Selama dua hari pula saat Karine datang aku melarang Gerald ataupun Mas Wildan menyusulku ke kamar. Aku hanya tidak mau terjadi perang didepanku. Gerald berkali-kali mencoba membujukku agar aku mengizinkannya berbicara pada Karine. Dengan dalih aku cemburu dan marah, aku melarangnya mendekati Karine apapun alasannya. Aku juga menjadi sangat manja pada semua orang di rumah ini. Mas Wildan bahkan sampai heran kenapa aku jadi aneh.

Mereka semua tidak tahu kalau aku menjalankan rencana besar untuk mengungkap siapa pelakunya. Entahlah aku benar atau tidak, tapi instingku jarang meleset. Aku hanya perlu sedikit mengulur waktu untuk ini semua.

Siang ini aku melihat Gerald bersiap untuk pergi. Aku dengan sikap overprotektifku menghampirinya -tentu saja dengan kursi roda- bertanya akan kemana ia.

"Karen ngajak ketemu sekarang,"

"Cuma berdua?"

"Iya."

"Aku ikut,"

"Kamu masih sakit, Diandra"

Aku mengeyel dan memaksa untuk ikut. Tapi tak seperti biasanya, Gerald tegas melarangku saat ini.

"Kalo aku gak boleh ikut, kamu gak boleh pergi."

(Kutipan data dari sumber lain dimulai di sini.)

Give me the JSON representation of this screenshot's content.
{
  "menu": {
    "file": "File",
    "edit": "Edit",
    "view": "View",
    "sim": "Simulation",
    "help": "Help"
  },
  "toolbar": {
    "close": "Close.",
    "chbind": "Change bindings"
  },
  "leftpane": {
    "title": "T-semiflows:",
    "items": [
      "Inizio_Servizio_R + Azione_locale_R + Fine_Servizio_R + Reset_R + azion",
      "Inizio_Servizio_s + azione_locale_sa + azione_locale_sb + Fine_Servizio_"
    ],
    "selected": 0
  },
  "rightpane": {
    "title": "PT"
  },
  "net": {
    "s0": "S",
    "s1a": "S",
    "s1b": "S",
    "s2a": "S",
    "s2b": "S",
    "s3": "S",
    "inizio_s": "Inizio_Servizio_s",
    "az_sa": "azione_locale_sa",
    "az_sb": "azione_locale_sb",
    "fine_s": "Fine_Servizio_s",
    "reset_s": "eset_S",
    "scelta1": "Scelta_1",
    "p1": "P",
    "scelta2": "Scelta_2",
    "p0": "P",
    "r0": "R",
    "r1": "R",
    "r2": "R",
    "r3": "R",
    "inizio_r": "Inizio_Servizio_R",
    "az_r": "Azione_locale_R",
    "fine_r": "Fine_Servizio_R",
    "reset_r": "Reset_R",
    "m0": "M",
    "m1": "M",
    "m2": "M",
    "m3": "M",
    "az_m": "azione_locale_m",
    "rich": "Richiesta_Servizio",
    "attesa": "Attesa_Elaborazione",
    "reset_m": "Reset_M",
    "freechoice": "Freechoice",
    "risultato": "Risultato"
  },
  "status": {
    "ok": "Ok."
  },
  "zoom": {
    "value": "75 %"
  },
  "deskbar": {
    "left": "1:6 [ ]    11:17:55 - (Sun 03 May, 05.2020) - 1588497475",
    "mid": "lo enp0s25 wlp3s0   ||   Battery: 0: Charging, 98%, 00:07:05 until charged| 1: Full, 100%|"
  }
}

Ia menghela napas. Aku tahu ia kesal, tapi percayalah aku tidak mau ia kemana-mana saat ini. Aku mau ia menemaniku karena Mas Wildan hari ini menjemput Kak Sarah di bandara yang waktu tempuhnya bisa empat jam dari rumah ini.

"Diandra kamu jangan egois gini dong,"

Aku memaksakan diri turun dari kursi roda. Ia membantuku saat tahu aku hampir terjatuh.

"Hei duduk aja jangan berdiri, kamu mau apa?"

"Aku mau latihan jalan sekarang. Sama kamu,"

"Kamu jangan rewel gini ah aku mau ada urusan ini sama Karen."

"Aku mau latihan jalan sekarang sama kamu," aku memberi penekanan pada setiap kata yang kuucapkan.

Kalau Gerald kesal saat ini, itu sudah pasti. Tapi biarlah, aku hanya mau ia menurutiku sekarang.

"Tapi Di,"

"Aku cuma mau ditemenin kamu," entah mengapa air mataku turun saat mengatakan itu.

Gerald kaget melihatku menangis lalu memelukku dengan hati-hati. Ia melempar kunci mobil ke sembarang arah dan mengusap kepalaku dengan pelan.

"I'm here, I'm here" katanya.

Jadilah rencanaku melarang Gerald pergi berhasil. Ia menelepon Karen agar mengundur pertemuannya menjadi besok malam, ia harus menjagaku saat ini karena Mas Wildan sedang pergi. Gerald mendudukkanku kembali di kursi roda lalu berjalan mendorongku keluar rumah agar aku tak bosan.

"Kemana ya Di? Kamu punya saran?"

"Terserah kamu aja," kataku pelan.

"Ikut aku ya, jangan nolak"

Aku mengangguk.

Gerald menghampiri Pak Diman dan mengobrol singkat dengannya. Aku hanya memperhatikan karena tidak bisa mendengar apa yang mereka obrolkan.

"Ayo, Pak Diman udah nyiapin mobil."

"Mau kemana?"

"Kerumahku," katanya sambil tersenyum.